Now Let’s look at the most valuable parameters to our log regression
import numpy as np
from sklearn.grid_search import GridSearchCV
from sklearn import datasets, svm
import matplotlib.pyplot as plt
model =svm.SVC()
params = {"C":[1, 10, 100], "kernel":["rbf","linear"],"gamma":[0.001, 0.0001]}
gsearch=GridSearchCV(model,params)
# Create a classifier object with the classifier and parameter candidates
clf = gsearch
clf
log2 = LogisticRegression(n_jobs=1,
verbose=0)
# Train the Classifier to take the training features and learn how they relate
# to the training y (the species)
log2.fit(X_train, y_train)
# Train a new classifier using the best parameters found by the grid search
svm.SVC(C=1.0, class_weight=None, max_iter=100, random_state=0, tol=0.0001,
verbose=0).fit(X_train, y_train).score(X_test, y_test)
confusion_matrix(y_test, log2.predict(X_test))
after checking the ideal params for the logistic regression, I wasn’t able to improve my confusion matrix.
Conclusion
After running a random forest as well as logistic regression classifier model to see which is more predictive of our training and testing data.
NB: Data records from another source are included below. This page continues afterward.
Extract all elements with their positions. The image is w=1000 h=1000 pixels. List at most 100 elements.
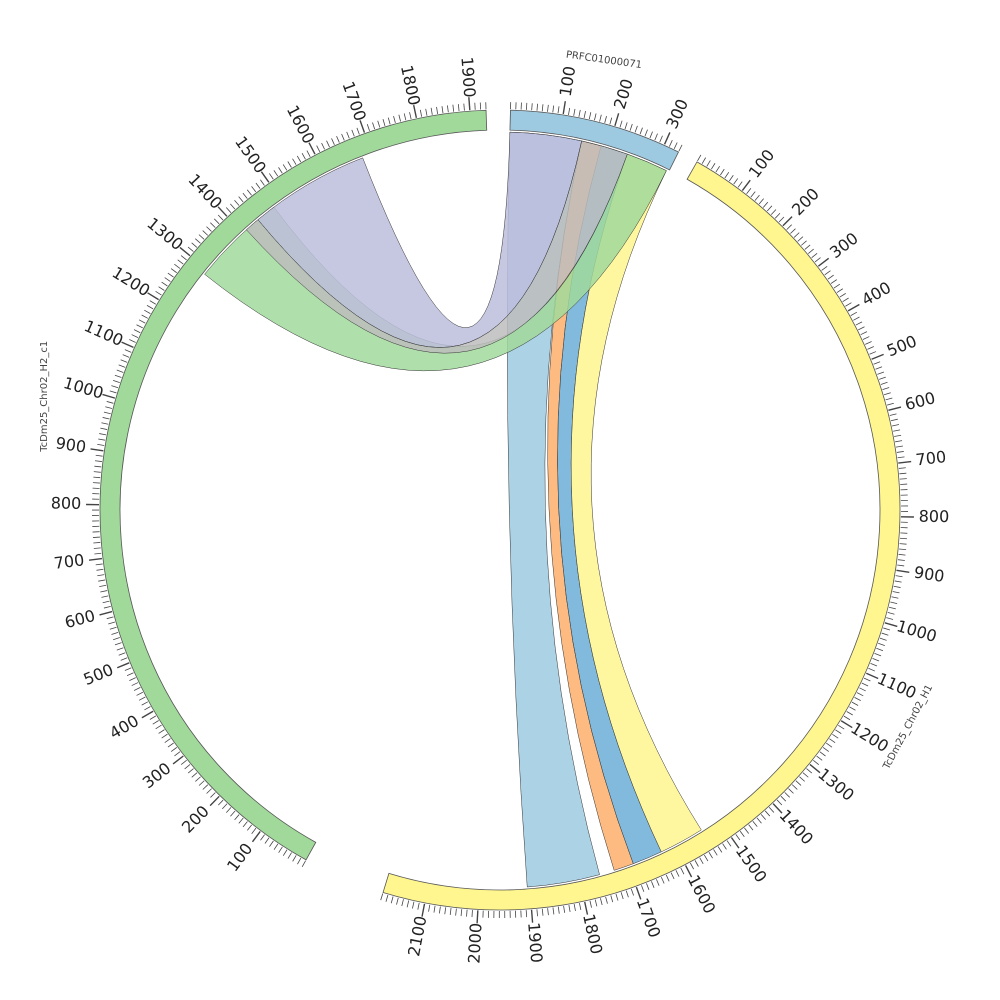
minor-tick: [234, 814, 240, 821]
minor-tick: [768, 806, 775, 813]
minor-tick: [198, 780, 205, 786]
major-tick: [635, 886, 642, 900]
minor-tick: [897, 559, 905, 561]
minor-tick: [195, 776, 201, 782]
minor-tick: [106, 401, 114, 404]
minor-tick: [177, 259, 184, 265]
minor-tick: [843, 715, 851, 721]
minor-tick: [95, 454, 103, 457]
link-ribbon-3[interactable]: [570, 153, 702, 853]
minor-tick: [799, 776, 805, 782]
minor-tick: [97, 443, 105, 446]
minor-tick: [896, 451, 904, 453]
minor-tick: [895, 440, 903, 443]
ideogram-h1[interactable]: [382, 161, 901, 911]
minor-tick: [557, 106, 560, 114]
minor-tick: [589, 900, 592, 908]
ticks-layer: [86, 97, 914, 924]
minor-tick: [260, 834, 265, 841]
major-tick: [663, 132, 671, 145]
minor-tick: [624, 122, 628, 130]
minor-tick: [98, 438, 106, 441]
minor-tick: [873, 361, 881, 365]
tick-label-h2: 400: [106, 711, 142, 743]
minor-tick: [859, 687, 866, 692]
minor-tick: [202, 230, 209, 236]
minor-tick: [138, 696, 146, 701]
minor-tick: [893, 585, 901, 588]
minor-tick: [198, 234, 205, 240]
minor-tick: [390, 896, 394, 904]
minor-tick: [766, 205, 773, 212]
minor-tick: [821, 265, 828, 271]
minor-tick: [883, 392, 891, 396]
minor-tick: [180, 759, 187, 765]
minor-tick: [791, 784, 798, 790]
minor-tick: [269, 173, 274, 180]
minor-tick: [191, 242, 198, 248]
minor-tick: [748, 824, 754, 831]
major-tick: [809, 763, 821, 774]
minor-tick: [797, 236, 804, 242]
minor-tick: [853, 316, 860, 321]
tick-label-h1: 1800: [579, 912, 606, 956]
minor-tick: [883, 627, 891, 631]
minor-tick: [138, 319, 146, 324]
minor-tick: [878, 642, 885, 646]
tick-label-h1: 1200: [847, 718, 892, 756]
minor-tick: [164, 738, 171, 743]
minor-tick: [795, 780, 802, 786]
minor-tick: [247, 824, 252, 831]
minor-tick: [891, 596, 899, 599]
minor-tick: [167, 272, 174, 278]
minor-tick: [583, 110, 586, 119]
minor-tick: [897, 456, 905, 459]
tick-label-h1: 1700: [633, 895, 665, 940]
minor-tick: [441, 106, 444, 114]
minor-tick: [409, 112, 412, 120]
minor-tick: [894, 434, 902, 437]
tick-label-h2: 1200: [109, 263, 154, 301]
minor-tick: [898, 553, 906, 556]
labels-layer: 100 2003001002003004005006007008009001000…: [39, 50, 949, 965]
minor-tick: [382, 119, 386, 126]
minor-tick: [158, 729, 165, 734]
minor-tick: [184, 764, 191, 770]
minor-tick: [651, 881, 655, 888]
minor-tick: [846, 711, 853, 716]
minor-tick: [419, 109, 423, 117]
minor-tick: [861, 682, 869, 687]
minor-tick: [372, 122, 376, 130]
minor-tick: [191, 772, 198, 778]
minor-tick: [264, 837, 270, 844]
minor-tick: [770, 209, 777, 215]
minor-tick: [174, 263, 181, 269]
ideogram-prfc[interactable]: [509, 109, 680, 171]
minor-tick: [144, 706, 151, 711]
minor-tick: [850, 311, 858, 316]
major-tick: [147, 292, 159, 301]
tick-label-h2: 1100: [81, 316, 126, 350]
minor-tick: [96, 568, 104, 571]
minor-tick: [858, 326, 865, 331]
minor-tick: [297, 857, 302, 865]
minor-tick: [778, 216, 785, 223]
minor-tick: [406, 900, 410, 908]
ideogram-h2[interactable]: [99, 109, 488, 861]
major-tick: [772, 803, 783, 814]
tick-label-prfc: 300: [662, 96, 692, 132]
minor-tick: [251, 186, 257, 193]
minor-tick: [862, 336, 870, 340]
minor-tick: [620, 892, 624, 900]
major-tick: [412, 104, 418, 118]
minor-tick: [536, 103, 538, 111]
major-tick: [730, 837, 740, 849]
major-tick: [817, 257, 830, 267]
minor-tick: [447, 105, 449, 113]
minor-tick: [802, 772, 809, 778]
tick-label-h1: 1400: [776, 806, 818, 849]
minor-tick: [547, 908, 549, 916]
tick-label-h2: 1800: [397, 63, 424, 107]
link-ribbon-6[interactable]: [246, 140, 628, 354]
minor-tick: [819, 751, 826, 757]
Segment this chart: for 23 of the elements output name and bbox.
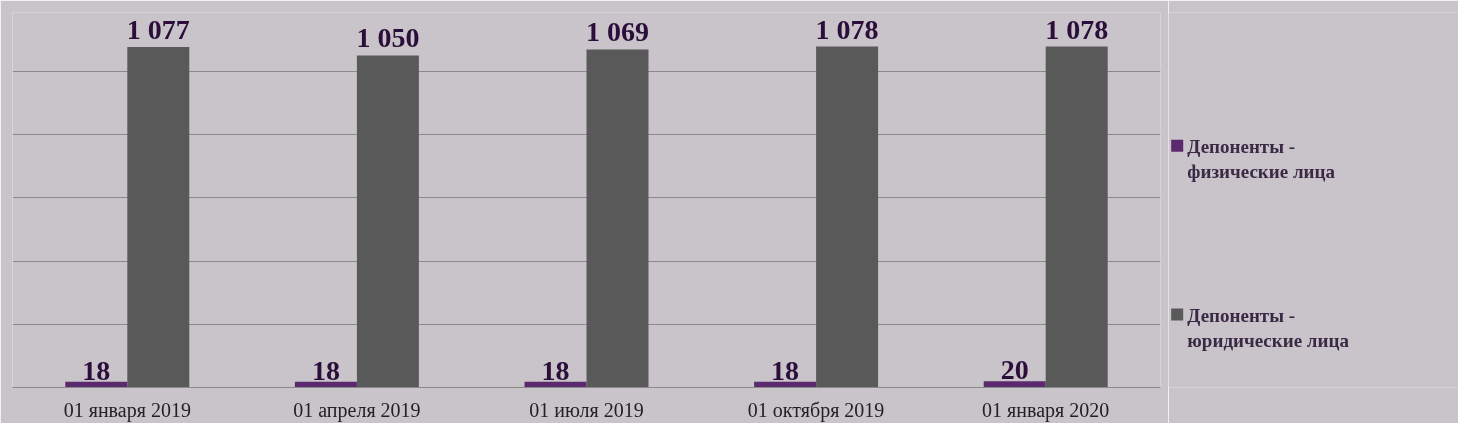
x-tick-label: 01 января 2019	[63, 398, 191, 422]
bar	[356, 55, 419, 388]
bar	[983, 381, 1046, 388]
data-label: 18	[771, 354, 800, 386]
x-tick-label: 01 января 2020	[982, 398, 1110, 422]
legend-label: Депоненты - физические лица	[1187, 136, 1336, 183]
bar	[816, 46, 879, 388]
data-label: 18	[311, 354, 340, 386]
data-label: 1 069	[586, 16, 649, 48]
data-label: 1 050	[356, 22, 420, 54]
data-label: 1 078	[1045, 13, 1109, 45]
x-tick-label: 01 апреля 2019	[293, 398, 421, 422]
data-label: 20	[1000, 354, 1029, 386]
bar	[127, 46, 190, 388]
data-label: 1 077	[126, 13, 190, 45]
x-tick-label: 01 октября 2019	[747, 398, 885, 422]
data-label: 1 078	[815, 13, 879, 45]
bar	[586, 49, 649, 388]
x-tick-label: 01 июля 2019	[529, 398, 644, 421]
data-label: 18	[82, 354, 111, 386]
data-label: 18	[541, 354, 570, 386]
legend-label: Депоненты - юридические лица	[1187, 305, 1350, 352]
bar	[1045, 46, 1108, 388]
After running a training and testing ratio of 2/3 training to 1/3 testing with a dataset that was reduced from 10 million to 500,000 for easy computation purposes, I found that while the logistic regression analysis provided data that closer matched the output of the dataframe at a 0.38 probability of an observation having an above average CTR, I felt that our Random Forest model was stronger. Based on the confusion matrix we outputted, our random forest returned a really strong ratio of correct predictions compared to incorrect.
Random Forest array([[97535, 4105], [ 7566, 55794]])
Logistic regression array([[82969, 18671], [19147, 44213]])
As far as next steps for future research, I would like to expand this model to my bigger dataset of 10MM observations to confirm that my predictive nature can be applied to a larger scale. I even have a series of events data of every instance someone went online, but I wasn’t able to join my core dataframe with the bigger events dataset for me to make a solid observation.